This report using new data methods corroborated that which is already known: humans have increased the concentration of various greenhouse gases in the atmosphere and this has caused the Earth's surface temperature to increase on average by one degree Celsius. These post industrial revolution effects are what is seen through extreme weather events, be it great heat in droughts but also extreme precipitation such as through rainstorms and floods. If action is taken now decisively and with full force, potential calamities can be avoided.
Adding to previous literature, this report sets out visions of the future called shared socio-economic pathways or SSPs that represent possible societal responses to climate change. Ranging from the very optimistic rapid cutting down of emissions and carbon removal from the atmosphere later in the century, to the more realistic slow weaning off of emissions, all the way to the worst case scenario of total inaction; each of these scenarios has a variety of expected impacts associated.
Usually a phenomenon occurs in response to global warming, but the intensity of that phenomenon increases disproportionately more as global warming increases. A key finding purported is that the world warmed by three degrees will see the same changes as a world that is warmed by two degrees albeit with more intense consequences. Therefore, each additional degree of warming brings with it more extreme changes and more extreme conditions but not uniformly so in temperature changes.
Moreover, the effect is disproportionately felt world over. Some parts of the world are expected to warm by over three times the global average. Therefore, while there may be a global warming of say three degrees Celsius, some parts of the world will warm by over nine degrees.
The IPCC has developed a free to use, interactive tool allowing users to see how these effects are estimated to play out worldwide, available on its website. Variability could be pretty devastating in a warmer world, as human migration patterns adjust, a future of climate refugees is not merely dystopian. The report also highlights among other places that the Indian subcontinent is to receive increasingly variable amounts of rainfall, a problem no amount of agricultural technology can solve.

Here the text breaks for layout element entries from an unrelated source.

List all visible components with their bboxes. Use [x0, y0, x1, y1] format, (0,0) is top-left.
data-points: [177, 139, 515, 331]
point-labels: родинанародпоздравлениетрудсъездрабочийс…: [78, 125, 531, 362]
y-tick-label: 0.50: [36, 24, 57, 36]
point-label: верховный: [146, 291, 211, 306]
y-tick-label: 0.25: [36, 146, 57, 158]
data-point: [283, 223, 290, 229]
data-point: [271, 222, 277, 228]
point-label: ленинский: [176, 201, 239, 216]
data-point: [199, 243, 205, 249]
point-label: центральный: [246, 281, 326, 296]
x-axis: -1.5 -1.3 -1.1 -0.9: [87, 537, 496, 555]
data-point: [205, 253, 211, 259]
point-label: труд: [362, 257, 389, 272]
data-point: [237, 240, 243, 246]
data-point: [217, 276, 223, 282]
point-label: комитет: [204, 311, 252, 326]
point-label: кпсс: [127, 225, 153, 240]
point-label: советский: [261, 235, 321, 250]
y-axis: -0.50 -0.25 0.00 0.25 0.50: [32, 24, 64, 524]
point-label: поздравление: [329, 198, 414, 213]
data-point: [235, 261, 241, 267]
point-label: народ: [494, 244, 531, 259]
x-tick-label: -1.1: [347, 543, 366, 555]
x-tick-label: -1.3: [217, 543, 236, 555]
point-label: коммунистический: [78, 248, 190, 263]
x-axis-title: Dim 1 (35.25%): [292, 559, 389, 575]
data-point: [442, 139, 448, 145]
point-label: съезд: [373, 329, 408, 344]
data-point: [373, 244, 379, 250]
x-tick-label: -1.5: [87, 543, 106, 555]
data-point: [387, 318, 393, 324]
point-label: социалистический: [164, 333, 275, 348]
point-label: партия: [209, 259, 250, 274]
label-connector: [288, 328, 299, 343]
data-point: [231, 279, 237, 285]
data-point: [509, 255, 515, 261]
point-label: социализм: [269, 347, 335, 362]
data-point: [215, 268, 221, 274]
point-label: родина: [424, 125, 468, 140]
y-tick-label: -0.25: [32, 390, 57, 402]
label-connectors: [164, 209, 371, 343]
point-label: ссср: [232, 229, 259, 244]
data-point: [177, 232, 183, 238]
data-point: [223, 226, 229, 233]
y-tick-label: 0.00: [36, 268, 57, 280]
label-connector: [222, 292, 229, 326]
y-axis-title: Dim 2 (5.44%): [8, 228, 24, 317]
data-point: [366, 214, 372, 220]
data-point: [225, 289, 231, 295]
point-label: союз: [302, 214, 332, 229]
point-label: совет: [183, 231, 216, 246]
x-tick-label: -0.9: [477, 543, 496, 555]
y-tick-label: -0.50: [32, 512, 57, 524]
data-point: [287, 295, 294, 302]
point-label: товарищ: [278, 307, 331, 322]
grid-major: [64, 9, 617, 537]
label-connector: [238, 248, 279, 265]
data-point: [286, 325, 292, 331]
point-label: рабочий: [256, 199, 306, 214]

Among the statistical insights presented, a highlighted area of this report is the possibility of irreversible changes to things that are already set in motion in the natural world through our emissions to date. These cannot be undone and range from melting ice sheets contributing to rising sea levels and further ocean warming. Ocean warming faces big inertia in the natural climate systems, with any imbalance in these radiation levels entering the atmosphere and can only be felt in the ocean in the years to come.
Recently an ice shelf about the size of Rome completely collapsed in East Antarctica within days of record high temperatures, according to satellite data. Known as the Conger ice shelf, this is believed to have an approximate surface area of 1,200 sq km scientists said on Friday.